In order there be no delay,
Because he needed it to wear,
It was arranged he’d start straightaway,
The priest’s clerk for his fellow there.
He was content of this affair,
And master curate locked them up
(To drink and labour, not for prayer),
Then left the house and went to tup.
The curate to the furrier’s house
Came thus by way of sterling debts,
And found so fine a chance to chouse
He sang right well in love’s duets.
In all shirts do with chemisettes
He bore his part well, so it seems,
And parting then without regrets,
Went out and home to pleasant dreams.
And thus the furrier, for his feed,
Was made a cuckold, as was meant;
And his good wife, who’d found her need,
Begged curate be not indolent,
And charged him, by the Sacrament,
That he remember her and do
As much again, expedient,
Whenever he’d a fancy to.
Nevertheless, a man should guard,
Who’s got a wife that’s young and fair,
Lest he acquire some plumage hard
For a free feed: they’re ill to wear:
The scandal’s gossiped everywhere
And shames a man through all his days.
Remember and avoid the snare,
For feeds are found in divers ways.
The power of sails and winds shall work my wish,
Setting a chancy course across the sea.
Ponente and Mistral rise to resist.
Levante and Sirocco fight for me
Backed by their allies Midi and Gregal
Beseeching the North Mountain Wind to turn
Its storms aside in their support, so all
Five winds may blow the way of my return.
The sea shall seethe like boiling casserole,
Change colors, taking on unnatural form,
Showing its ill will at full blast to all
That stray on it one second in that storm.
The fish will panic all throughout the sea
And seek out secret shelter in the deep,
Till from the sea that gave them life they flee
To their deaths on dry land with desperate leap.
The pilgrim passengers aboard my ship
Will call on God, pledge votive gifts in tears,
And fear force every secret from their lips
That never fell on a confessor’s ears.
Through those dangers, you will not leave my mind.
Before the God that joined us two I swear
Nothing shall weaken this resolve of mine,
And you’ll be with me always, everywhere.
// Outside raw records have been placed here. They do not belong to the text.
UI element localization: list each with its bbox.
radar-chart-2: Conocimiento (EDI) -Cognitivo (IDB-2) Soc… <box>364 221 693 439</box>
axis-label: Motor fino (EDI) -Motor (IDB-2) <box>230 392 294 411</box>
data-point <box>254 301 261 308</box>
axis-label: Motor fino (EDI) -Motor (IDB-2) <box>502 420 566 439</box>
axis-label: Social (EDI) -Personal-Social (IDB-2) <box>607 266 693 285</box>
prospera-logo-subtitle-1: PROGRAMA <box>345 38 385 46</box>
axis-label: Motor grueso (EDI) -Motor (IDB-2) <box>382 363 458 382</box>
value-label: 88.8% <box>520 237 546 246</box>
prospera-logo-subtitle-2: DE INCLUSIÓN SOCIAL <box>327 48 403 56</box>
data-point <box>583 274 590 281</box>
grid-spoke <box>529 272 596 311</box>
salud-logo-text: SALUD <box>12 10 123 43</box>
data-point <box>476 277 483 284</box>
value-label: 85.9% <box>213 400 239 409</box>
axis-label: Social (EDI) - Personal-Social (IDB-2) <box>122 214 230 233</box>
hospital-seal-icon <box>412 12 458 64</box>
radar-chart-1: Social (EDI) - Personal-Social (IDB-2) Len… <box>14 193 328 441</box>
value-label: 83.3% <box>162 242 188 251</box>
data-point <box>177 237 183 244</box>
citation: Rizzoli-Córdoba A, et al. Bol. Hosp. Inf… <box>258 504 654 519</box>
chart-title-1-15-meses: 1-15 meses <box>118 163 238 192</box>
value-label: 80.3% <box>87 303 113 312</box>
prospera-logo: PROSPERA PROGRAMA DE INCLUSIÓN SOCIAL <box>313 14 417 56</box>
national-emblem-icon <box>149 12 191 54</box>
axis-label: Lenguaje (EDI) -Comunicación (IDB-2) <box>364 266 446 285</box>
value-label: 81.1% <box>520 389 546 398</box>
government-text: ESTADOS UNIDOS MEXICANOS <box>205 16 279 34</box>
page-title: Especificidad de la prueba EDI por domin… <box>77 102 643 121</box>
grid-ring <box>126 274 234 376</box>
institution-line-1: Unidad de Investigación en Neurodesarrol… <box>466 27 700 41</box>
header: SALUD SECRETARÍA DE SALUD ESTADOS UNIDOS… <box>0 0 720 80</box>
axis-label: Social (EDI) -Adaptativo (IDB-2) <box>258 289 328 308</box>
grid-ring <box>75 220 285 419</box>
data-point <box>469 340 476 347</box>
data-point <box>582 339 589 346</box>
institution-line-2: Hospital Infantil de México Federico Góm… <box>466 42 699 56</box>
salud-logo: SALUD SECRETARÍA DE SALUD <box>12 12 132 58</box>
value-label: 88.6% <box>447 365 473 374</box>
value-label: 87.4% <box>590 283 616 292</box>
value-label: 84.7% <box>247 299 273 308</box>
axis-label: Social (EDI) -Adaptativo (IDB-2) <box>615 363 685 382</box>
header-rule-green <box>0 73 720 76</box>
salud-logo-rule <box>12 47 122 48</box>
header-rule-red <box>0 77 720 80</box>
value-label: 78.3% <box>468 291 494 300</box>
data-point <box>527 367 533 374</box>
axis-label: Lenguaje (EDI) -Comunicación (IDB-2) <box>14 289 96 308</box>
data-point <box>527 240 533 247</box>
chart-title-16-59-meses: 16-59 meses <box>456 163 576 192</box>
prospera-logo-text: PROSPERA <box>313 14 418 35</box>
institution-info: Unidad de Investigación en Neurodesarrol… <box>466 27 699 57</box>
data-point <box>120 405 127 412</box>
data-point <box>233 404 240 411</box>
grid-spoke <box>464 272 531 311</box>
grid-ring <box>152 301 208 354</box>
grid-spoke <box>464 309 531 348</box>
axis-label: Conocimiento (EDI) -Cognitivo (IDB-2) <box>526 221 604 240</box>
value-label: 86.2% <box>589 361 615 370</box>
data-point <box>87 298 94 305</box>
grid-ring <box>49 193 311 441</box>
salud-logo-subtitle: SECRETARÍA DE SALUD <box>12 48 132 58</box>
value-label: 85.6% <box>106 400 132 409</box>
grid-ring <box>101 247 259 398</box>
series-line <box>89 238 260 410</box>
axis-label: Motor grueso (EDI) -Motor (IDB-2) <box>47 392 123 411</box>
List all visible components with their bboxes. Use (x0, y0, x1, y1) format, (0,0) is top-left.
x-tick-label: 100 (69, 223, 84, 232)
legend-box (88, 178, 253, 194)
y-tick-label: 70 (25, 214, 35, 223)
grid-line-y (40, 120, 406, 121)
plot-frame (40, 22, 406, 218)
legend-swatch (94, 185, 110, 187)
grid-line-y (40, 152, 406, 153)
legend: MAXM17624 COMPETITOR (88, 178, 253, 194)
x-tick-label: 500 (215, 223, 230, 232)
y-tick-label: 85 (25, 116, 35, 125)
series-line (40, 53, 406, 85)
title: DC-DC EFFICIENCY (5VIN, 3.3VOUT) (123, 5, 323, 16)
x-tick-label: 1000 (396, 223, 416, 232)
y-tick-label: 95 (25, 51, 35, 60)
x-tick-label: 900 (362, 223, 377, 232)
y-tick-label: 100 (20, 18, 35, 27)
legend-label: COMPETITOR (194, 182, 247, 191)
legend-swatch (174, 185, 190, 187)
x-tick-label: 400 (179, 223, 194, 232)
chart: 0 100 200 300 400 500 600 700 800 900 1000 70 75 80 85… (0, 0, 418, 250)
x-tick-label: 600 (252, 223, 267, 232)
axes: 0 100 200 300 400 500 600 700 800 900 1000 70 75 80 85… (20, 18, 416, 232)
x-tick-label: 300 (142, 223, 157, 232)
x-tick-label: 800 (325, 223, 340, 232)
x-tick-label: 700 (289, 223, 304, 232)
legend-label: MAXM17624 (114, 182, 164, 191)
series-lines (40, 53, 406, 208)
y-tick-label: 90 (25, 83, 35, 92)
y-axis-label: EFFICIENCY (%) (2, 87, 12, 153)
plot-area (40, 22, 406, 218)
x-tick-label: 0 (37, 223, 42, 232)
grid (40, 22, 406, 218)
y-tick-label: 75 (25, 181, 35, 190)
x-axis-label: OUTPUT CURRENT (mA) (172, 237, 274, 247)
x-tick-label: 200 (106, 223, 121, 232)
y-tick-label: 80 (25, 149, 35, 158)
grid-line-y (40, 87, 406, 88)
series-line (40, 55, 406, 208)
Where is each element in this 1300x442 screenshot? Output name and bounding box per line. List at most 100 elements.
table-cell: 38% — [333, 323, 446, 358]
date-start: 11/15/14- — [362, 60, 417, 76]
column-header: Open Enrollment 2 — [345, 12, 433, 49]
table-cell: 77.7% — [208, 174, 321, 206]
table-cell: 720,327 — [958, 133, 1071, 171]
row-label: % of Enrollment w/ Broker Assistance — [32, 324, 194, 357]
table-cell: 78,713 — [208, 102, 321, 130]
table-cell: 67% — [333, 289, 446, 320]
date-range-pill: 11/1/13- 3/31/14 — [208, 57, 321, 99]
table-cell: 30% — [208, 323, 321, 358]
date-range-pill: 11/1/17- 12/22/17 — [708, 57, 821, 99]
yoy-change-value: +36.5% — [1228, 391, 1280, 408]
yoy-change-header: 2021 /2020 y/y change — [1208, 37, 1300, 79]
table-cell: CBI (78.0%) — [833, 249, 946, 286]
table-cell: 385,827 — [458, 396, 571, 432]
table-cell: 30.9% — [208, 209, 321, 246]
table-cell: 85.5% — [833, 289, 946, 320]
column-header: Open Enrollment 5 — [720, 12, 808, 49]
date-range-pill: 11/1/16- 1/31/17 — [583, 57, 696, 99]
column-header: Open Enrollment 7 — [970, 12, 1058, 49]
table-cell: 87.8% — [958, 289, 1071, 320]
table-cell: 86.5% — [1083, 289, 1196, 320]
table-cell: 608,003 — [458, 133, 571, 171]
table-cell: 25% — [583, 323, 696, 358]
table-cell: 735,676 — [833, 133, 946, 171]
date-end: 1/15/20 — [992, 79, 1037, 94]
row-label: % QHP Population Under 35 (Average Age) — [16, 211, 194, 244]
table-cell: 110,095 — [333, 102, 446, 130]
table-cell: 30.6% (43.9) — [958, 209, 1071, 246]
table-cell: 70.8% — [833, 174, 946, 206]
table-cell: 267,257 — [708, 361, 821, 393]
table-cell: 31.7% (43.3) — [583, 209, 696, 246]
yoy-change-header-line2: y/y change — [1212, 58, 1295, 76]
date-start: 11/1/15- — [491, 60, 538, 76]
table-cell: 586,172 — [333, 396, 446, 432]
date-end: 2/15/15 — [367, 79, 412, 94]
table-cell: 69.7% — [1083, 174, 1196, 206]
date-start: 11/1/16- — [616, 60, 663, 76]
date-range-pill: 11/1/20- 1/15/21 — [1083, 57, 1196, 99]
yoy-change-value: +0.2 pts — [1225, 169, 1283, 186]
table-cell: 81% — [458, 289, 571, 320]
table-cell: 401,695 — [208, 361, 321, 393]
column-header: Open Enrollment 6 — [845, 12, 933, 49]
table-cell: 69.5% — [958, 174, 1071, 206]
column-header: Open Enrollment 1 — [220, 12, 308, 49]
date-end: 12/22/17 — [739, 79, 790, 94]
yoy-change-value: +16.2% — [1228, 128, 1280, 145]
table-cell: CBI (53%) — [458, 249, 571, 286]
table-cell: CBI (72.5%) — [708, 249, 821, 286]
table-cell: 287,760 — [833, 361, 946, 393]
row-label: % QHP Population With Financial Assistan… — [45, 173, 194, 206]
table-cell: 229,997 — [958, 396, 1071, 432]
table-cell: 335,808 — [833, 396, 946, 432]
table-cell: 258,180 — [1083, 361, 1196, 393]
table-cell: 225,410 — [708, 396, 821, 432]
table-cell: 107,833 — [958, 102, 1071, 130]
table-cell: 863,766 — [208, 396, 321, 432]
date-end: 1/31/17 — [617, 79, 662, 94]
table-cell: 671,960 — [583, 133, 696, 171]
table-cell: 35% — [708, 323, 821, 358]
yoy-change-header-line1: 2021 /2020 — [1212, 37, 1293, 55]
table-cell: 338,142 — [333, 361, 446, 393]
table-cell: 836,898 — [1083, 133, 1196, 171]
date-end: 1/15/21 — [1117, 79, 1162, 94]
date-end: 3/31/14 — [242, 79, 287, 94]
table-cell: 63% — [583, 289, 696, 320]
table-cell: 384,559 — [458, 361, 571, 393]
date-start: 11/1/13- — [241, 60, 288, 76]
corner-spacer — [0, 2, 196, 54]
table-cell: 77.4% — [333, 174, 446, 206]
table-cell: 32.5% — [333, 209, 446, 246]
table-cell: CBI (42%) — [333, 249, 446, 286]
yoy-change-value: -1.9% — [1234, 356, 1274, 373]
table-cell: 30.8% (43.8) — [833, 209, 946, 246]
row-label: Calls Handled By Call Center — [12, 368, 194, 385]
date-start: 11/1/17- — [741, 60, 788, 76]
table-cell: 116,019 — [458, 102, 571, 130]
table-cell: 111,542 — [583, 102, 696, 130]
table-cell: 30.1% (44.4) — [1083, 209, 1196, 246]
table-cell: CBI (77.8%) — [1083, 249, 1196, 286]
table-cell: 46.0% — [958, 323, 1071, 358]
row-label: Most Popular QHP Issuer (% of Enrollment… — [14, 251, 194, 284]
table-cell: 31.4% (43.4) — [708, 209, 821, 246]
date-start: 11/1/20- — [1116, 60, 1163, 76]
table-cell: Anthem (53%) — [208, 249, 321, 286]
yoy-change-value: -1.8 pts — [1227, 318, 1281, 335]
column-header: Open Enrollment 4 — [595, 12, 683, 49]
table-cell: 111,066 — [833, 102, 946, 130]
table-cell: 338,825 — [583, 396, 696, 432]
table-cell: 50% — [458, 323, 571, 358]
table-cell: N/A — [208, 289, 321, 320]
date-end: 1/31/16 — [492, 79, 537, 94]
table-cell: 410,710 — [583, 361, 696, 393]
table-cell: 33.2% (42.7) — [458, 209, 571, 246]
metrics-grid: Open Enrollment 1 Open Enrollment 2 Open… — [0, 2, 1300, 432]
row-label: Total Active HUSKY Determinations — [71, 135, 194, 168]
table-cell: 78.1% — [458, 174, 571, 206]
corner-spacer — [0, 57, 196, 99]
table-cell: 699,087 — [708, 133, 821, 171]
I fear death – lest it break my heart from yours,
For death can cancel love out with its still,
Not that I think even death’s severing force
Could overcome my strength of loving will.
I wish I could believe your love for me
Would not leave me forgotten when I die,
And though while we two live this could not be
One thought makes all life’s pleasure out a lie:
That on the day I died, your love as well
Would die, and be transformed to hate that night.
While I, cast from this world, would feel full Hell
Never again to hold you in my sight.
Oh God, if only there were bounds to love
So I at love’s extreme might stand apart!
I’d face the future without fear or hope
Knowing the cutoff limit of your heart.
I am the most extreme of all in love
Save those who’ve breathed in love their life’s last breath.
The anguish of my heart I cannot prove
Without the good faith agony of death.
For good or ill at love’s command I wait
Though Fortune still withholds my fate from me.
She’ll find the gates unbarred, and me awake,
Prepared to humbly follow her decree.
Getting what I so wish may cost me dear
Yet this alone consoles the soul in strife:
If it turns out my fate is what I fear
I only ask that God not spare my life.
For then people will see the outward fact
Of love at work within, needing no faith.
Capacity will be revealed in act,
And my words’ credit backed by deed of death.
Love! I who feel you don’t know you at all,
And so can only win the loser’s prize.
No one who knows you is within your thrall.
Your simile: addictive game of dice.